Another mistake is that models are specific to project roles at each system level, and choosing the wrong system level can lead to reductionism or holism. Reductionism means trying to explain a complex system by the interactions not of its subsystems but of some parts of the system at substantially lower levels, even if at these inappropriately chosen levels to isolate something significant and omit everything unimportant at those levels in the descriptions. Yes, the human body consists of atoms, that's true - but this is the wrong system level to explain what distinguishes a human from robots and cats. If you want to repair an excavator, modeling the excavator from atoms or even molecules for these repair works will be extremely incorrect. The same applies to holism: explaining that everything in systems depends solely on their supersystems. No, models should be convenient for activity at each level; they should allow explanations (discuss the reasons and consequences of what is happening in the subject domain of interest) rather than being abstractly "scientifically correct." Let's reiterate: systemic thinking - it's not just pure mathematics or logic, its models and reasoning using them are determined by the interests in activities, relying on methodology as a discipline of the intelligence stack. If some models and reasoning based on them are formally correct but do not help accomplish anything in the physical world, they are useless and should not be enacted.
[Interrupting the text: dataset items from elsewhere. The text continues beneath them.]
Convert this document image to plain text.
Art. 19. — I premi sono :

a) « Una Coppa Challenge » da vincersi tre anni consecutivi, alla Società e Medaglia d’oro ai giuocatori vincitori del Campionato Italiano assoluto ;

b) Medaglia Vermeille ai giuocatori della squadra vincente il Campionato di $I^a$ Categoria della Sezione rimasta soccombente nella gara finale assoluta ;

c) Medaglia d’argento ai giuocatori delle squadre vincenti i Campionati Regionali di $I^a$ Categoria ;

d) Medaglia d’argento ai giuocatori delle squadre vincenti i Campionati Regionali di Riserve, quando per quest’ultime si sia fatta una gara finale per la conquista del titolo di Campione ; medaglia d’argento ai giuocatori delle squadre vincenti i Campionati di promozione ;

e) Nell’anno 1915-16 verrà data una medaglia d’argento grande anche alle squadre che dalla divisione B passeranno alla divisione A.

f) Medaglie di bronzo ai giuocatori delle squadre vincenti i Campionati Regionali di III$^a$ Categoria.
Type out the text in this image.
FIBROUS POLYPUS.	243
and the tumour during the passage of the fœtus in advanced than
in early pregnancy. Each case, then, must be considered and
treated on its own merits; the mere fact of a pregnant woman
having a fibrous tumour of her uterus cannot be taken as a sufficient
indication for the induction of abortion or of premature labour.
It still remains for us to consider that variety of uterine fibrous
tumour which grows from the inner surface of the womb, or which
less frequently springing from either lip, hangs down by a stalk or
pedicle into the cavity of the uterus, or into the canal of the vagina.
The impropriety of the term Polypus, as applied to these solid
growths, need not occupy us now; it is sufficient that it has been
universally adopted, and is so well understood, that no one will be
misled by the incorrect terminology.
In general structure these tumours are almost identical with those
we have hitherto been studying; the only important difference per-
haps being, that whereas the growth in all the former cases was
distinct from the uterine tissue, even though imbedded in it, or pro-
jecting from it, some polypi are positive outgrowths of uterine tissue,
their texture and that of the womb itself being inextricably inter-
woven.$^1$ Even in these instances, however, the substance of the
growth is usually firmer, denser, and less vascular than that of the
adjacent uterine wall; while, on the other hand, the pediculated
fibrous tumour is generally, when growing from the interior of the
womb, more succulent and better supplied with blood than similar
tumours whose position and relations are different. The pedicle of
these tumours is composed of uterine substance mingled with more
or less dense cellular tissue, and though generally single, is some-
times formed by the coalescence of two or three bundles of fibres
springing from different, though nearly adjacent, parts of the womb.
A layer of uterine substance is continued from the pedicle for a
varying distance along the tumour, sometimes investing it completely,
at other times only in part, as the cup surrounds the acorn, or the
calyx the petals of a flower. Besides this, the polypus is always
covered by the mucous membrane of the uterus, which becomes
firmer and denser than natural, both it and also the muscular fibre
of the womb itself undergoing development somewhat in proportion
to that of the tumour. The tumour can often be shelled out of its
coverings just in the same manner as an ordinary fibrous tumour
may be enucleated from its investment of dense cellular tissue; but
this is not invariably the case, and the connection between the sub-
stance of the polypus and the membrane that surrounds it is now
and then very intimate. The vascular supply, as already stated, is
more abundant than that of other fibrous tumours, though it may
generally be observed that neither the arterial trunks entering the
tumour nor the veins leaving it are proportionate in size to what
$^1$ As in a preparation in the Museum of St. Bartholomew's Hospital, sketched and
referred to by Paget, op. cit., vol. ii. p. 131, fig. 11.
In summary: in systemic descriptions, there should be many models (multi-model), because systems are linked to numerous different activities/practices/jobs carried out by varied project roles implementing diverse intentions, arising from their preferences in very different areas of interest. And to ensure that attention on important descriptions does not drift during action coordination of roles performing various tasks, multi-models should be documented in a form that allows all interested roles to use them (this is sometimes called "information management": all models needed must be accessible, and changes in them should be communicated to all stakeholders/roles).